The outgoing governor of the Bank of England has warned of the risks of central bank digital currencies (CBDCs), highlighting the potential impact of CBDCs on fiat currency and the wider financial system.
Mark Carney, who is due to leave his post on Friday, addressed the risks posed by central bank digital currencies, highlighting the “significant challenges” that could be posed to financial stability.
First reported by Reuters, the comments come at a time when the bank is reported to be considering the feasibility of issuing its own digital currency on the blockchain:
While CBDC poses a number of opportunities, it could raise significant challenges for maintaining monetary and financial stability…and would need to be very carefully designed if it were to be introduced.
Carney said there were likely implications for commercial banks, should significant balances move towards CBDCs: “If significant deposit balances are moved from commercial banks into CBDC, it could have implications for the balance sheets of commercial banks and…the amount of credit provided by banks to the wider economy.”
The comments come in the final days of Carney’s tenure at the bank, as he prepares to take up post as the U.K. government’s Finance Adviser for COP26. He is set to be replaced by Andrew Bailey, the current head of the U.K. financial regulator, the Financial Conduct Authority (FCA).
In the report, the bank also addressed the decline of cash, with consumers and businesses alike increasingly opting for digital payment alternatives.
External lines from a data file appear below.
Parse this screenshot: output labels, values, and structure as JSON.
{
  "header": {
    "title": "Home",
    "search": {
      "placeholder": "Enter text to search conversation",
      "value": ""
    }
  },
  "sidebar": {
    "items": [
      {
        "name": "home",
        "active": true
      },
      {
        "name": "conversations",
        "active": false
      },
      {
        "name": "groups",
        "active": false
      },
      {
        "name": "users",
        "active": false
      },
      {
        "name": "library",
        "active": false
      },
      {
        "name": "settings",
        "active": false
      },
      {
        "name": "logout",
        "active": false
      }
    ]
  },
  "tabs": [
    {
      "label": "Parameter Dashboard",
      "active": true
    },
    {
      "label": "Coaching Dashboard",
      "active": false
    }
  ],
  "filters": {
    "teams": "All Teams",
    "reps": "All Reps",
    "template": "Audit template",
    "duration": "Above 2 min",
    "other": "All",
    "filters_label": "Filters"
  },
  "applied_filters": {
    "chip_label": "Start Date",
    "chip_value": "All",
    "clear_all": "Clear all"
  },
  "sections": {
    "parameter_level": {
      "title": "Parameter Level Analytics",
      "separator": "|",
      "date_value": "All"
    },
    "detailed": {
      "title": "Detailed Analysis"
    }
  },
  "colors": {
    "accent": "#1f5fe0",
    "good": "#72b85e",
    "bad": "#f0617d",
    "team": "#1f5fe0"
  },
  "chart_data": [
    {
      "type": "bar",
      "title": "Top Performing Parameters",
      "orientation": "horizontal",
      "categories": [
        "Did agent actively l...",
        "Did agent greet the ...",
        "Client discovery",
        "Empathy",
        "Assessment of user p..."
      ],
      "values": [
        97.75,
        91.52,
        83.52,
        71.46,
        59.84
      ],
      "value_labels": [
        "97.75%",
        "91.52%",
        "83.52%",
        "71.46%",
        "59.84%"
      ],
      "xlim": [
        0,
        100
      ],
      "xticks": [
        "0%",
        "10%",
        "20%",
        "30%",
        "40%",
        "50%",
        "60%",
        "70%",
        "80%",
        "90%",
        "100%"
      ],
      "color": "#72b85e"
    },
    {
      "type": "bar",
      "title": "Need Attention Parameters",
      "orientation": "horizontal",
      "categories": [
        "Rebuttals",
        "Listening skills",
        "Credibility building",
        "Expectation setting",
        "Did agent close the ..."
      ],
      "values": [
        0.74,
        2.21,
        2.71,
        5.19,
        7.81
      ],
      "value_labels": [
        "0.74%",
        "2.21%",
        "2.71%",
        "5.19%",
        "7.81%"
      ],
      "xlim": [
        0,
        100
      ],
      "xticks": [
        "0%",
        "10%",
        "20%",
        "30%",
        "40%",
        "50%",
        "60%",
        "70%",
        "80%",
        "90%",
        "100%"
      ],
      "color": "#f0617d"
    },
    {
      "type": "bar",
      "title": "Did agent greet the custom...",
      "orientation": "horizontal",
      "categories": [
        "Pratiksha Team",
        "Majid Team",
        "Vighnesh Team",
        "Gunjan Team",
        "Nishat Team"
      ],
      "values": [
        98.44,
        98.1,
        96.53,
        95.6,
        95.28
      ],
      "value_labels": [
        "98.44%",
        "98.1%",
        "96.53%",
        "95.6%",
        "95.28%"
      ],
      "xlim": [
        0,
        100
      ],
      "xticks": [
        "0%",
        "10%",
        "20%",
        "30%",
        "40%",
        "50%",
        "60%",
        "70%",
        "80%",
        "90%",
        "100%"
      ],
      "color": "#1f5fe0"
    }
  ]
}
The Bank of England is scheduled to meet, alongside representatives from five other financial regulators, to discuss models for issuing a digital currency. On its preferred approach, the bank said that any digital currency would be denominated in Sterling, and would not be allowed to entirely replace cash notes.
It comes as other central banks are already testing their own digital currencies. In Sweden, for example, the central bank is running tests on issuing a digital currency dubbed the ‘e-Krona’, while other central banks are known to be running their own feasibility assessments on the technology.